Game one of the series seemed like a treat for the Cardinals before it began. The Nationals had Anibal Sánchez, their least-overwhelming pitcher in their rotation starting. The Cardinals had rookie Miles Mikolas, who had already collected a win against the Braves in the NLDS, pitching five innings and giving up one run.

Even though the Cardinals were at home, nothing could energize the Cardinals offense against Sánchez. He pitched a no-hitter for seven innings before surrendering a single to St. Louis right fielder Jose Martinez. This lone single would be the only hit of the night for the Cardinals, as they fell by a score of 0-2.

Then, the Cardinals had to face three-time Cy Young winner veteran pitcher Max Scherzer the next day in Game two. It would have been great if the Cardinals had a 1-0 lead in the series to act as a cushion for this challenge ahead.

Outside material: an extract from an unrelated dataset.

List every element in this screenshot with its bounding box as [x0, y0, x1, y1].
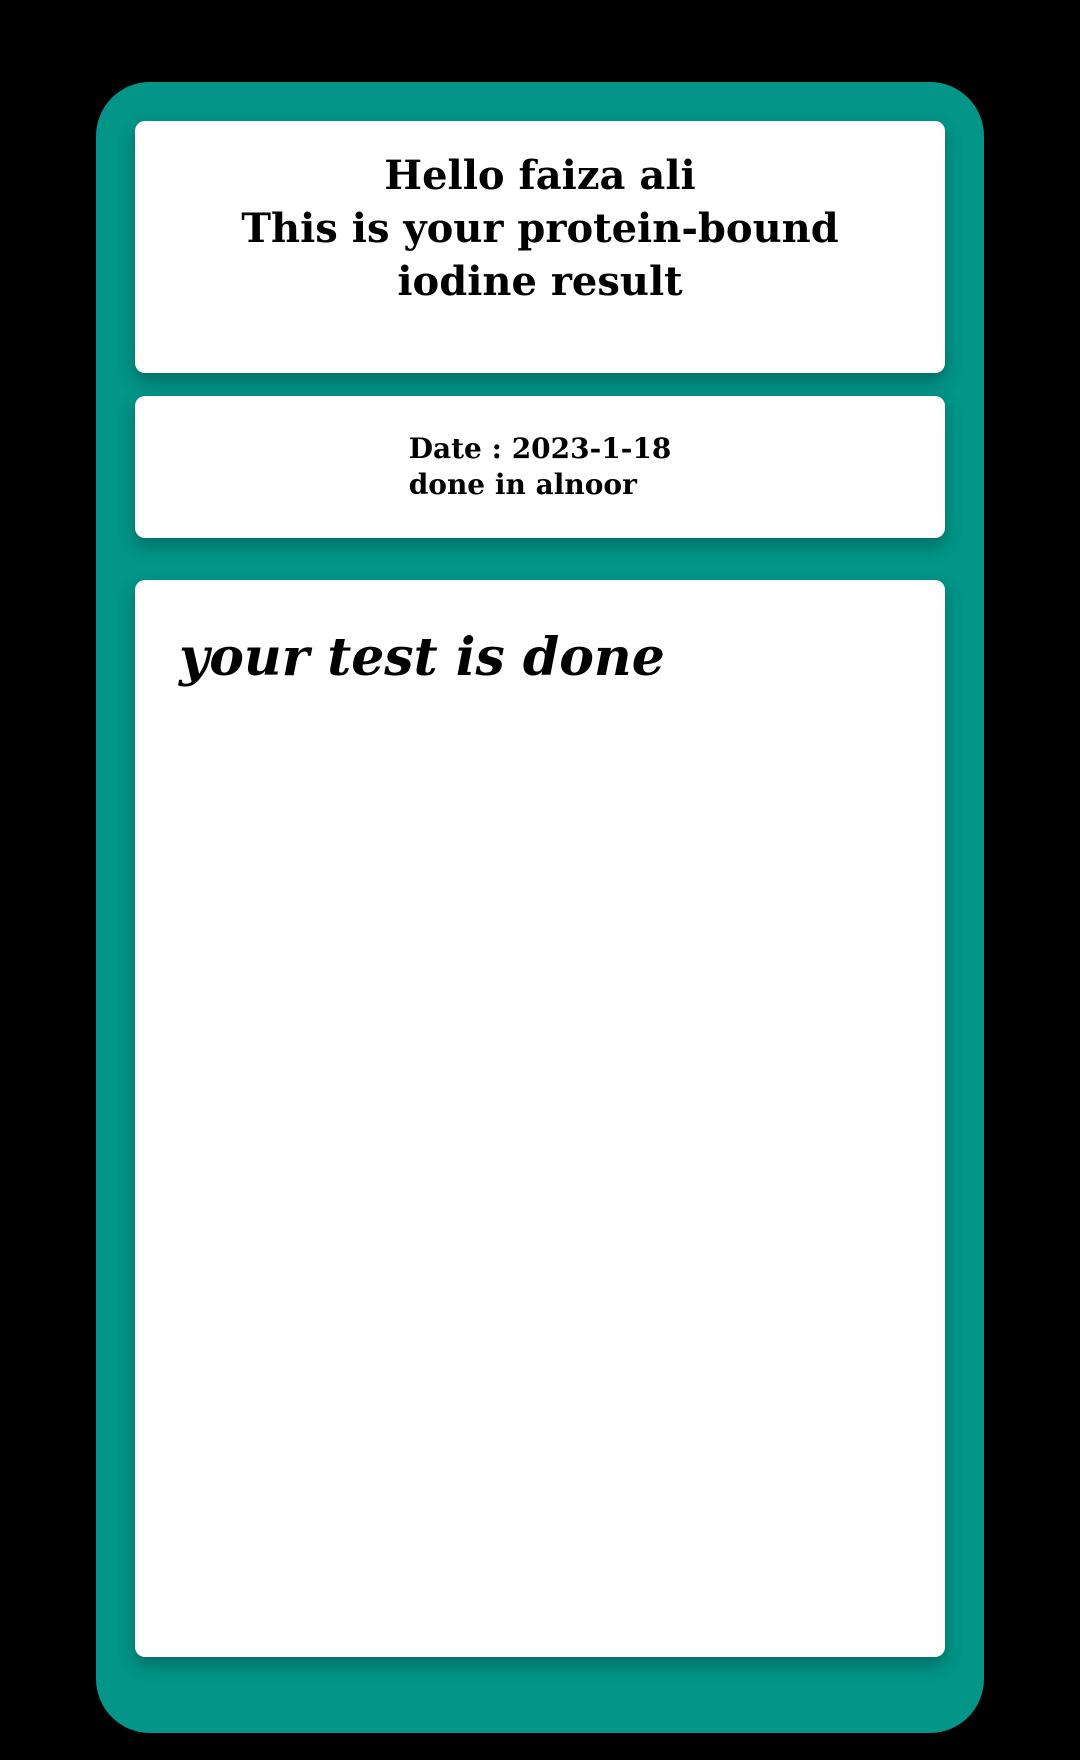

However, the Nationals starting pitching has proven robust all season, and again this was not the right time for the Redbird bats to go cold. Scherzer pitched seven shutout innings, only surrendering one hit. The Cardinals would score one run in the bottom of the eigth off of Nationals reliever Sean Doolittle en route to a 1-3 loss. However, these runs were mainly due to an outfield misplay by Washington center fielder Michael A. Taylor.

This play wasn’t particularly tricky, and Taylor had plenty of time to get to the high line drive. Had he lined himself up correctly with the ball to record the third out, the narrative heading into Game three would have been worse for the Cardinals than it already was.

For Game three, the Cardinals had to go to Washington and face Nationals ace pitcher Stephen Strasburg. Entering this game, Strasburg had a postseason Earned Run Average (ERA) of 1.32.

He lowered that number. 

Pitching seven innings of one (unearned) run ball and lowering his playoff ERA to 1.05, Strasburg rolled through the Cardinals offense again. Striking out 12 batters, he joined the likes of Tom Seaver, Jim Palmer, Bob Gibson and Gerrit Cole as pitchers to record multiple 12+ strikeout games in the postseason.

And then, in Game four, the Cardinals would not be able to keep the series going and would fall by a score of 0-4. Washington managed to tack on a lot of runs in the first inning – seven in total. Nationals pitcher Patrick Corbin showed no mercy as well, recording ten strikeouts in just four innings. 

The Cardinals would finally get some offense generating in this series, tacking on four combined runs in the fourth and fifth innings. However, the seven runs scored in the first was all Washington needed to claim the National League Pennant. They punched their first ticket to the World Series in Nationals/Expos franchise history.

The Cardinals certainly deserved to make it this far into the postseason. They won 91 games in the regular season, had the second best team ERA in their league and won in the first round against the Braves, who won 97 games in a division with three other teams above .500.

The thing is, the Nationals starting pitching been quietly stellar the entire season. On May 23, they held a 19-31 record, were in fourth place in the National League East, and were seemingly at rock bottom.

In the tweet above, you can see that the Bullpen ERA for the Nationals was very high at 6.89 on this date, but the starting rotation ERA sat at 3.92, which was certainly not terrible. 

The Nationals got a hot streak and made the playoffs. The starting rotation core of Max Scherzer, Stephen Strasburg, Patrick Corbin and Aníbal Sánchez was undoubtedly bound to come up big for the Nats and was finally able to nullify their bullpen issues.

And that’s precisely what it did. It does not matter how shallow the Nationals bullpen is, as long as the Nationals have the starters to go the extra distance, they are a seemingly unstoppable team. This rotation will be the X-factor against their American League opponent in the Houston Astros. If the Nationals have to rely on their bullpen against a hard-slugging Houston team, there could be trouble.